Streaming video from the cloud is not a new concept, but that doesn't mean it's not without challenges. One particularly difficult problem is delivering real-time content with minimal latency, so that different users get the exact same content at precisely the same time.
The challenge of real-time streaming of video with minimal latency is one that Chicago-based Phenix is tackling with its platform that uses cloud services to enable its service. Bill Wishon, chief product officer at Phenix, told ITPro Today that while online video streaming quality has advanced over the past decade, latency remains an issue, with online video sometimes 30 seconds or more behind terrestrial streams of live content.
"Phenix was founded with the idea in mind that we would be able to provide large-scale, high-quality streaming in real time," he said.
Real-time video with low latency provides users with a truly interactive experience with shared content and events, since everyone is seeing the same thing at the same time, according to Wishon. Among Phenix's customers is Disney/ABC, which used Phenix during the 2019 Oscars to deliver a real-time stream of celebrities in the audience during the event.

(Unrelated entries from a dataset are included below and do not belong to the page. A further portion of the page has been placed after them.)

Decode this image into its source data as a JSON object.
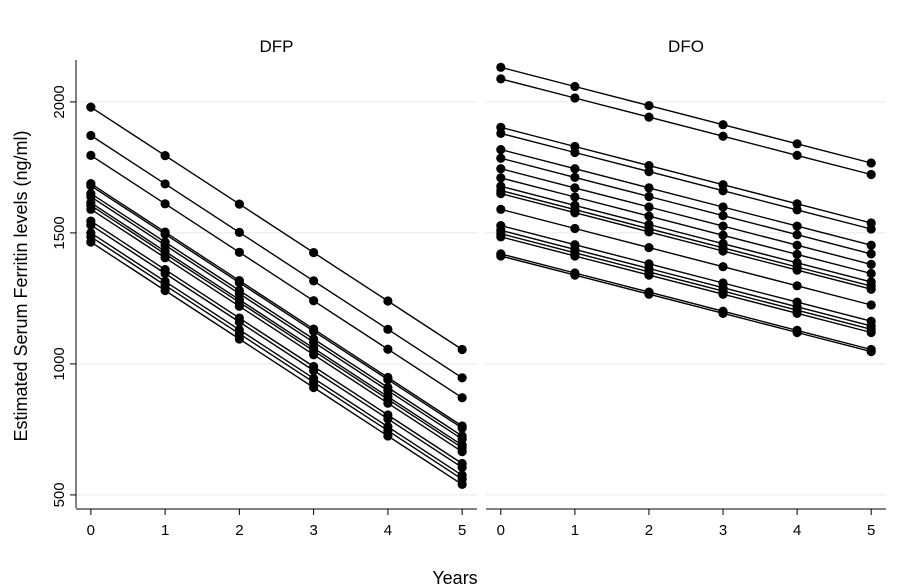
{
  "chart_data": {
    "type": "line",
    "xlabel": "Years",
    "ylabel": "Estimated Serum Ferritin levels (ng/ml)",
    "x": [
      0,
      1,
      2,
      3,
      4,
      5
    ],
    "xticks": [
      "0",
      "1",
      "2",
      "3",
      "4",
      "5"
    ],
    "yticks": [
      "500",
      "1000",
      "1500",
      "2000"
    ],
    "ylim": [
      450,
      2160
    ],
    "xlim": [
      -0.2,
      5.2
    ],
    "grid": true,
    "panels": [
      {
        "title": "DFP",
        "series": [
          {
            "values": [
              1980,
              1795,
              1610,
              1425,
              1240,
              1055
            ]
          },
          {
            "values": [
              1872,
              1687,
              1502,
              1317,
              1132,
              947
            ]
          },
          {
            "values": [
              1796,
              1611,
              1426,
              1241,
              1056,
              871
            ]
          },
          {
            "values": [
              1688,
              1503,
              1318,
              1133,
              948,
              763
            ]
          },
          {
            "values": [
              1680,
              1495,
              1310,
              1125,
              940,
              755
            ]
          },
          {
            "values": [
              1650,
              1465,
              1280,
              1095,
              910,
              725
            ]
          },
          {
            "values": [
              1638,
              1453,
              1268,
              1083,
              898,
              713
            ]
          },
          {
            "values": [
              1615,
              1430,
              1245,
              1060,
              875,
              690
            ]
          },
          {
            "values": [
              1605,
              1420,
              1235,
              1050,
              865,
              680
            ]
          },
          {
            "values": [
              1590,
              1405,
              1220,
              1035,
              850,
              665
            ]
          },
          {
            "values": [
              1545,
              1360,
              1175,
              990,
              805,
              620
            ]
          },
          {
            "values": [
              1530,
              1345,
              1160,
              975,
              790,
              605
            ]
          },
          {
            "values": [
              1500,
              1315,
              1130,
              945,
              760,
              575
            ]
          },
          {
            "values": [
              1485,
              1300,
              1115,
              930,
              745,
              560
            ]
          },
          {
            "values": [
              1465,
              1280,
              1095,
              910,
              725,
              540
            ]
          }
        ]
      },
      {
        "title": "DFO",
        "series": [
          {
            "values": [
              2132,
              2059,
              1986,
              1913,
              1840,
              1767
            ]
          },
          {
            "values": [
              2088,
              2015,
              1942,
              1869,
              1796,
              1723
            ]
          },
          {
            "values": [
              1903,
              1830,
              1757,
              1684,
              1611,
              1538
            ]
          },
          {
            "values": [
              1880,
              1807,
              1734,
              1661,
              1588,
              1515
            ]
          },
          {
            "values": [
              1818,
              1745,
              1672,
              1599,
              1526,
              1453
            ]
          },
          {
            "values": [
              1785,
              1712,
              1639,
              1566,
              1493,
              1420
            ]
          },
          {
            "values": [
              1745,
              1672,
              1599,
              1526,
              1453,
              1380
            ]
          },
          {
            "values": [
              1710,
              1637,
              1564,
              1491,
              1418,
              1345
            ]
          },
          {
            "values": [
              1678,
              1605,
              1532,
              1459,
              1386,
              1313
            ]
          },
          {
            "values": [
              1662,
              1589,
              1516,
              1443,
              1370,
              1297
            ]
          },
          {
            "values": [
              1650,
              1577,
              1504,
              1431,
              1358,
              1285
            ]
          },
          {
            "values": [
              1590,
              1517,
              1444,
              1371,
              1298,
              1225
            ]
          },
          {
            "values": [
              1528,
              1455,
              1382,
              1309,
              1236,
              1163
            ]
          },
          {
            "values": [
              1510,
              1437,
              1364,
              1291,
              1218,
              1145
            ]
          },
          {
            "values": [
              1497,
              1424,
              1351,
              1278,
              1205,
              1132
            ]
          },
          {
            "values": [
              1485,
              1412,
              1339,
              1266,
              1193,
              1120
            ]
          },
          {
            "values": [
              1420,
              1347,
              1274,
              1201,
              1128,
              1055
            ]
          },
          {
            "values": [
              1412,
              1339,
              1266,
              1193,
              1120,
              1047
            ]
          }
        ]
      }
    ]
  }
}
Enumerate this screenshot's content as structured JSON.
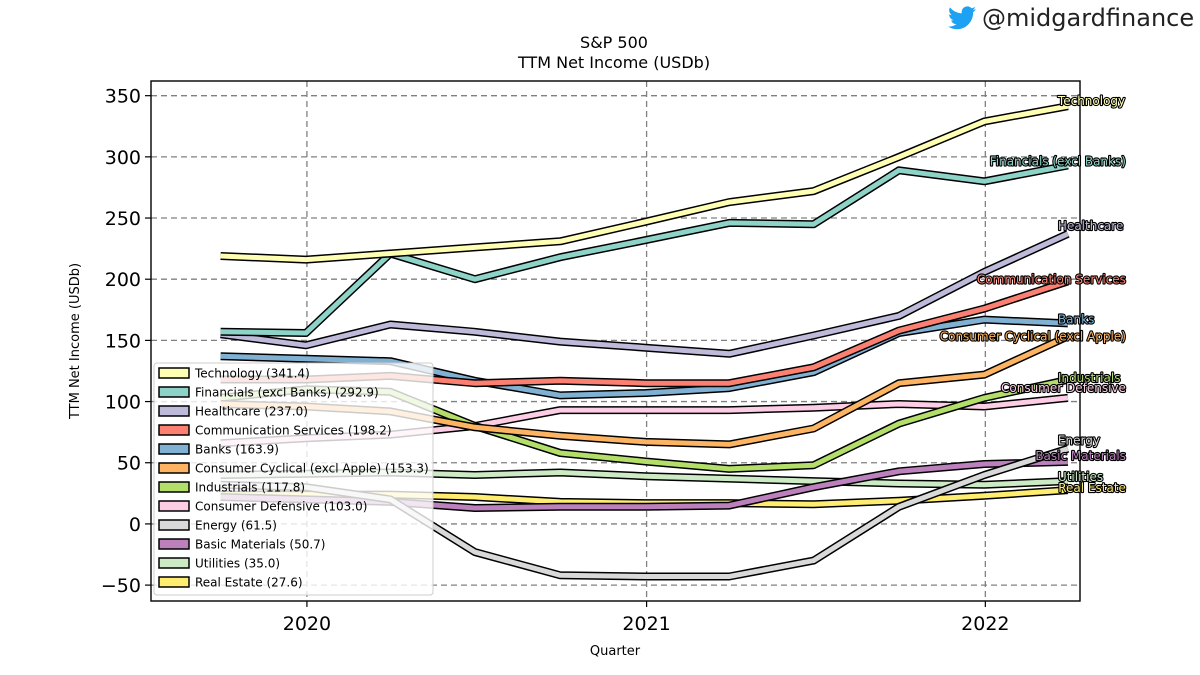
{
  "brand": {
    "handle": "@midgardfinance",
    "icon": "twitter-bird-icon",
    "icon_color": "#1da1f2"
  },
  "chart_data": {
    "type": "line",
    "title": "S&P 500",
    "subtitle": "TTM Net Income (USDb)",
    "xlabel": "Quarter",
    "ylabel": "TTM Net Income (USDb)",
    "x_ticks": [
      "2020",
      "2021",
      "2022"
    ],
    "y_ticks": [
      -50,
      0,
      50,
      100,
      150,
      200,
      250,
      300,
      350
    ],
    "xlim": [
      "2019-07-17",
      "2022-04-13"
    ],
    "ylim": [
      -63,
      362
    ],
    "grid": true,
    "legend_position": "lower-left",
    "x": [
      "2019-09-30",
      "2019-12-31",
      "2020-03-31",
      "2020-06-30",
      "2020-09-30",
      "2020-12-31",
      "2021-03-31",
      "2021-06-30",
      "2021-09-30",
      "2021-12-31",
      "2022-03-31"
    ],
    "series": [
      {
        "name": "Technology",
        "legend": "Technology (341.4)",
        "end_label": "Technology",
        "color": "#ffffb3",
        "values": [
          219,
          216,
          221,
          226,
          231,
          247,
          263,
          272,
          300,
          329,
          341.4
        ]
      },
      {
        "name": "Financials (excl Banks)",
        "legend": "Financials (excl Banks) (292.9)",
        "end_label": "Financials (excl Banks)",
        "color": "#8dd3c7",
        "values": [
          157,
          156,
          221,
          200,
          218,
          232,
          246,
          245,
          289,
          280,
          292.9
        ]
      },
      {
        "name": "Healthcare",
        "legend": "Healthcare (237.0)",
        "end_label": "Healthcare",
        "color": "#bebada",
        "values": [
          155,
          146,
          163,
          157,
          149,
          144,
          139,
          154,
          170,
          206,
          237.0
        ]
      },
      {
        "name": "Communication Services",
        "legend": "Communication Services (198.2)",
        "end_label": "Communication Services",
        "color": "#fb8072",
        "values": [
          118,
          118,
          121,
          115,
          117,
          115,
          115,
          128,
          158,
          176,
          198.2
        ]
      },
      {
        "name": "Banks",
        "legend": "Banks (163.9)",
        "end_label": "Banks",
        "color": "#80b1d3",
        "values": [
          137,
          135,
          133,
          117,
          105,
          107,
          111,
          124,
          156,
          167,
          163.9
        ]
      },
      {
        "name": "Consumer Cyclical (excl Apple)",
        "legend": "Consumer Cyclical (excl Apple) (153.3)",
        "end_label": "Consumer Cyclical (excl Apple)",
        "color": "#fdb462",
        "values": [
          98,
          96,
          92,
          79,
          72,
          67,
          65,
          78,
          115,
          122,
          153.3
        ]
      },
      {
        "name": "Industrials",
        "legend": "Industrials (117.8)",
        "end_label": "Industrials",
        "color": "#b3de69",
        "values": [
          103,
          110,
          108,
          80,
          58,
          51,
          45,
          48,
          82,
          103,
          117.8
        ]
      },
      {
        "name": "Consumer Defensive",
        "legend": "Consumer Defensive (103.0)",
        "end_label": "Consumer Defensive",
        "color": "#fccde5",
        "values": [
          66,
          70,
          73,
          80,
          93,
          93,
          93,
          95,
          98,
          96,
          103.0
        ]
      },
      {
        "name": "Energy",
        "legend": "Energy (61.5)",
        "end_label": "Energy",
        "color": "#d9d9d9",
        "values": [
          32,
          30,
          20,
          -23,
          -42,
          -43,
          -43,
          -30,
          14,
          40,
          61.5
        ]
      },
      {
        "name": "Basic Materials",
        "legend": "Basic Materials (50.7)",
        "end_label": "Basic Materials",
        "color": "#bc80bd",
        "values": [
          22,
          20,
          18,
          13,
          14,
          14,
          15,
          30,
          43,
          49,
          50.7
        ]
      },
      {
        "name": "Utilities",
        "legend": "Utilities (35.0)",
        "end_label": "Utilities",
        "color": "#ccebc5",
        "values": [
          40,
          41,
          42,
          40,
          42,
          39,
          37,
          35,
          33,
          32,
          35.0
        ]
      },
      {
        "name": "Real Estate",
        "legend": "Real Estate (27.6)",
        "end_label": "Real Estate",
        "color": "#ffed6f",
        "values": [
          24,
          24,
          24,
          22,
          18,
          17,
          17,
          16,
          19,
          23,
          27.6
        ]
      }
    ]
  }
}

Looking Beyond a Content Delivery Network
In the past, the challenge of streaming video was commonly solved with the use of a content delivery network (CDN) provider, but that's not enough to solve the latency problem, according to Wishon. Before joining Phenix in 2018, Wishon spent nine years at CDN provider Akamai, serving in a number of roles.
"Latency is a word that means the distance between two points in time, and it applies to different parts of the architecture differently," he said.
For a CDN, Wishon said latency is about the round-trip time for data to travel between a web browser and the CDN's edge network servers, but that's only one piece of video latency. Other elements that contribute to real-time latency are video encoding and transcoding for different bit rates and the impact of buffering.
"The end-to-end video latency starts at the moment when photons enter the camera at one end to when photons come out of your screen at the other end. That's the latency that Phoenix is focused on," Wishon said.
Reducing Real-Time Video Latency in the Cloud
Given that Phenix covers live events, the scalable nature of resources in the cloud is a key benefit. By design, the Phenix platform can run on a local developer machine and the same code can then scale out to run on a globally scaled cloud network.
Phenix's use of the cloud is a bit different from that of many cloud providers, which tend toward enterprise deployments, in Wishon's view. He noted that Phenix is not an enterprise use case and has a unique set of needs for real-time streaming, which puts different loads on the network. The ability to spin up a virtual instance quickly to meet demand is a key requirement for Phenix as every nanosecond has an impact.
While Phenix works with several cloud providers, it increasingly is choosing to use Oracle Cloud Infrastructure. Oracle worked directly with Phenix to help align technology needs, Wishon said. Additionally, connectivity between different Oracle cloud points of presence helps reduce Phenix's latency.
"Oracle's been really good at delivering what we need from an infrastructure provider with the ability to scale the network and connectivity, and generally just being there for us as we push the cloud in the direction that we needed to go in terms of our demands for real-time delivery," he said. "We do run within multiple clouds, but we're shifting a lot of our traffic and usage over to Oracle because their system performs better."
To ensure availability, it's critical that Phenix has a multi-cloud deployment.
"We want to make sure that no matter what happens to any individual provider that our service is able to continue uninterrupted, to meet service-level agreements with our customers," Wishon said.
During a recent event, Google Cloud had an outage, but because Oracle was still up, Phenix was able to continue operations, even though portions of the company's points of presence that were hosted at Google weren't available, he said.
In the Cloud, but Not Cloud-Native Kubernetes
Many organizations choosing to deploy in the cloud use the Kubernetes container orchestration system, an approach that is referred to as being cloud-native.
Phenix does not use Kubernetes as an orchestration layer, for a very specific reason — it doesn't enable the low latency that real-time video requires. Instead, Phenix built out its own orchestration system that uses both virtual machines and containers.
All of the Phenix platform's core code is written in the C++ programming language, running as native code inside Linux containers. Wishon said C++ was used to make sure that Phenix is able to fully optimize performance for whatever virtual or physical resources the code runs on.
"Our architecture is focused very much on performance, and anything that has an opportunity to get in the way of performance we try to optimize out," he said.